Futehally founded the Bangalore Environment Trust along with Satish Dhawan, Venkatraman Radhakrishnan (Sir C.V. Raman's son) and others in 1987. The organization took an interest in the conservation of lakes and trees in and around Bangalore. In December 2000 he underwent a by-pass surgery Towards the end of 2003, following a cataract removal, he allowed the first few issues of the 2004 Newsletter for Birdwatchers to be guest edited however this led to differences between the guest editors and the publisher leading to a break up of the Newsletter. A new newsletter was launched and he became an emeritus editor for the periodical, Indian Birds.

===Conservation debates===
During his position at the BNHS and the World Wildlife Fund he was able to lobby for action, chiefly by influencing the then Prime Minister Indira Gandhi. His letters to the government helped in the establishment of Karnala bird sanctuary in Raigad in the 1960s, instead of being earmarked for industrial development. In the 1970s, he supported Dillon Ripley and the Smithsonian Institution for a project that proposed to radio-collar and study tigers in India. The project met with considerable resistance, with Kailash Sankhala and Madhaviah Krishnan suggesting that Indians could conduct such studies on their own. Ripley's past in the OSS and politics related to PL 480 grants in India were also to influence the refusal of the Indian government to permit Smithsonian research. Futehally, who was then in WWF-India, was criticized for his support since the IUCN and WWF international did not support the Smithsonian proposal. Ripley subsequently engineered a coup in WWF-US which involved the overthrow of its president, C. R. Gutermuth, on the ground that he had taken up a conflicting position as president of the National Rifle Association of America. The Smithsonian tiger tracking project was finally funded in part by WWF-US but were able to obtain permission only in Nepal.

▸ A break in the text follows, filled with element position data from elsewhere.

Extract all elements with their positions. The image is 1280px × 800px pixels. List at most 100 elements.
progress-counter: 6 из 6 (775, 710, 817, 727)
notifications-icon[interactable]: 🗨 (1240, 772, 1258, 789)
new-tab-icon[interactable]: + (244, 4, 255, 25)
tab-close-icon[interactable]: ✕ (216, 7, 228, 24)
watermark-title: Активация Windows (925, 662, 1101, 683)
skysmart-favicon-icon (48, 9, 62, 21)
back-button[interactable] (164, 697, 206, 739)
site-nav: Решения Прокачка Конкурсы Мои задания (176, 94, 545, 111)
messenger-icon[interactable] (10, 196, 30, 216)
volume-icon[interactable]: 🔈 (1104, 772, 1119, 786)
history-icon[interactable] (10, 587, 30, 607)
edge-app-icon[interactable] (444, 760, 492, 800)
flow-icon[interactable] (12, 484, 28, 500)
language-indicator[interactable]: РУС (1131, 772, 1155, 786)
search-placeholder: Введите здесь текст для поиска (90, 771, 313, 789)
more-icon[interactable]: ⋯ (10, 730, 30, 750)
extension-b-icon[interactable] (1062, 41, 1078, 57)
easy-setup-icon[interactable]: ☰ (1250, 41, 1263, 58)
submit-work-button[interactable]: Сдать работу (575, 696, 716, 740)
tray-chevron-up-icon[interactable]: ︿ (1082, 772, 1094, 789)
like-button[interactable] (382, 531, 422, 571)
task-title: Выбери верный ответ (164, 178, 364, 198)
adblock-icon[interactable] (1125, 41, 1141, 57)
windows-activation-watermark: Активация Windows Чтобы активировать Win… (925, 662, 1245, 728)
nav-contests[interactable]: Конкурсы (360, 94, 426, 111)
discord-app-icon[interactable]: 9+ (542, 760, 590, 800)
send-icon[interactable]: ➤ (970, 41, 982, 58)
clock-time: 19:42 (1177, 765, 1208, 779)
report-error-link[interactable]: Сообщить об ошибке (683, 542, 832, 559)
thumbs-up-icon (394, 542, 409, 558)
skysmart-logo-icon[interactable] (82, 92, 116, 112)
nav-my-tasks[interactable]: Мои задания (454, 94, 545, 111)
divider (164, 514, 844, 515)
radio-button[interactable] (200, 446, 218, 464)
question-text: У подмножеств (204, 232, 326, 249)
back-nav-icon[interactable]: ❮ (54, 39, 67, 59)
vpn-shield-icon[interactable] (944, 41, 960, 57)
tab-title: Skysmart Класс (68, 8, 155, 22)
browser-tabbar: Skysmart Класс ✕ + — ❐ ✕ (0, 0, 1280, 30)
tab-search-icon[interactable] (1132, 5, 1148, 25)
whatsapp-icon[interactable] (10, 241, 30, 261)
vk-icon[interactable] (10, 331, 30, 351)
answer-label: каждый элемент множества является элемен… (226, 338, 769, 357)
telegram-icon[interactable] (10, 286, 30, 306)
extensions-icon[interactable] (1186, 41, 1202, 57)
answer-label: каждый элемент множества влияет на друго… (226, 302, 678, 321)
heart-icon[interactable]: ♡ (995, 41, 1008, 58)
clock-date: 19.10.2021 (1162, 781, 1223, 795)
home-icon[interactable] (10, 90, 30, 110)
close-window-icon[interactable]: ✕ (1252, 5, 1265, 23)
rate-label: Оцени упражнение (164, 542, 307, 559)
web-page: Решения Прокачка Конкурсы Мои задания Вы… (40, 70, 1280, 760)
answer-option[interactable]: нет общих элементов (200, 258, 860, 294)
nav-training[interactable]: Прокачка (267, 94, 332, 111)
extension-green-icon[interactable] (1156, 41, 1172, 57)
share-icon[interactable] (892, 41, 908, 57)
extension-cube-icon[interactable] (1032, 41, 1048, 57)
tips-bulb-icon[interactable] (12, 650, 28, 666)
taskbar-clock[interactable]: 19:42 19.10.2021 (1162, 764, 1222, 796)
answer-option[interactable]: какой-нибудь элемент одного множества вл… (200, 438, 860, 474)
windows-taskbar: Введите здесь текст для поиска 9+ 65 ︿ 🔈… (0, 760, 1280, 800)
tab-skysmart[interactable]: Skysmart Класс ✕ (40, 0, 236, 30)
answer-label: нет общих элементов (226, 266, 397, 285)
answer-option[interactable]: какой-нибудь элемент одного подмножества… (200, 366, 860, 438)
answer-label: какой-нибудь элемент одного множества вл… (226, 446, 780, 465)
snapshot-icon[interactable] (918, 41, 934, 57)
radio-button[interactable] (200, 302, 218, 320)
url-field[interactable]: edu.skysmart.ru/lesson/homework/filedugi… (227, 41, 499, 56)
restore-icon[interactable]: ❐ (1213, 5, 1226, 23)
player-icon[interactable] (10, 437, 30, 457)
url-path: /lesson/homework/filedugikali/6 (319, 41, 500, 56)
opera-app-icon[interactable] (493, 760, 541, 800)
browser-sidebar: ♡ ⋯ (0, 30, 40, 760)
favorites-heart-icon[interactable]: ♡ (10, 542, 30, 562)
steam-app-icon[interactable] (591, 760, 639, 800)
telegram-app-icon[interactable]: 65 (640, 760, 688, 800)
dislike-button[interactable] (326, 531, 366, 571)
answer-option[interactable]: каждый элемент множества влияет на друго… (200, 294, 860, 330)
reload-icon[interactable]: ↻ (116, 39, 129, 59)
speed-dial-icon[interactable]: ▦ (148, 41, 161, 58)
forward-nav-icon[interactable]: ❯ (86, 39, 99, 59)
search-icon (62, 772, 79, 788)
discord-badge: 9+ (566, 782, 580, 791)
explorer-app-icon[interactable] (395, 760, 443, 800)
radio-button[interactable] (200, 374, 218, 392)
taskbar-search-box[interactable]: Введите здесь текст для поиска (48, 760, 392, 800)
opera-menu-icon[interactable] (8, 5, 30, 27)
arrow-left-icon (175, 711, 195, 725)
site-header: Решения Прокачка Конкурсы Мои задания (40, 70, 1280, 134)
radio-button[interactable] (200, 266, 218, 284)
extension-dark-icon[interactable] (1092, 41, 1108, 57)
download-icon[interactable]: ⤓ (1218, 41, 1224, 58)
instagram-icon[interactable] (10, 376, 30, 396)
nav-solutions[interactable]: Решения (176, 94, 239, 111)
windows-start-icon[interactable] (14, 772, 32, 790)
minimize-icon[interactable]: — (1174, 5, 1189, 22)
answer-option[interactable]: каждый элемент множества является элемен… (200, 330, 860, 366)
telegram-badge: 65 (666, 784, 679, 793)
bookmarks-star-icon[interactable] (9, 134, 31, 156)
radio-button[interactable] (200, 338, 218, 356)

In later years, he continued to write about conservation issues particularly in Bangalore. In one issue, the government of Karnataka handed over lakes (particularly Hebbal Lake) within the city to private hoteliers and water-based entertainment companies. This was opposed by many citizens as being contradictory to the role of government in public welfare. Zafar Futehally held the view that private enterprise could be conservation and welfare-oriented, a view which did not receive widespread support.

===Publications===
Futehally wrote numerous popular articles in the media. One of his early publications on a Paradise Flycatcher inspired the Indian poet Nissim Ezekiel to write a poem about it. As the founder and editor of the Newsletter for Birdwatchers, he selected articles from bird enthusiasts and friends in India as well as from outside. The articles were selected for readability rather than dry scientific communication although many scientific observations were made in its pages. He also edited and published an anthology of writings by Indian birdwatchers, "India through its birds", which was published in 2007.

In 2014, his memoirs were posthumously published as a book, The Song of the Magpie Robin.

==Bibliography ==
- Futehally, Zafar (with Shanthi and Ashish Chandola) (2014) The Song of the Magpie Robin. Rupa Publications, New Delhi.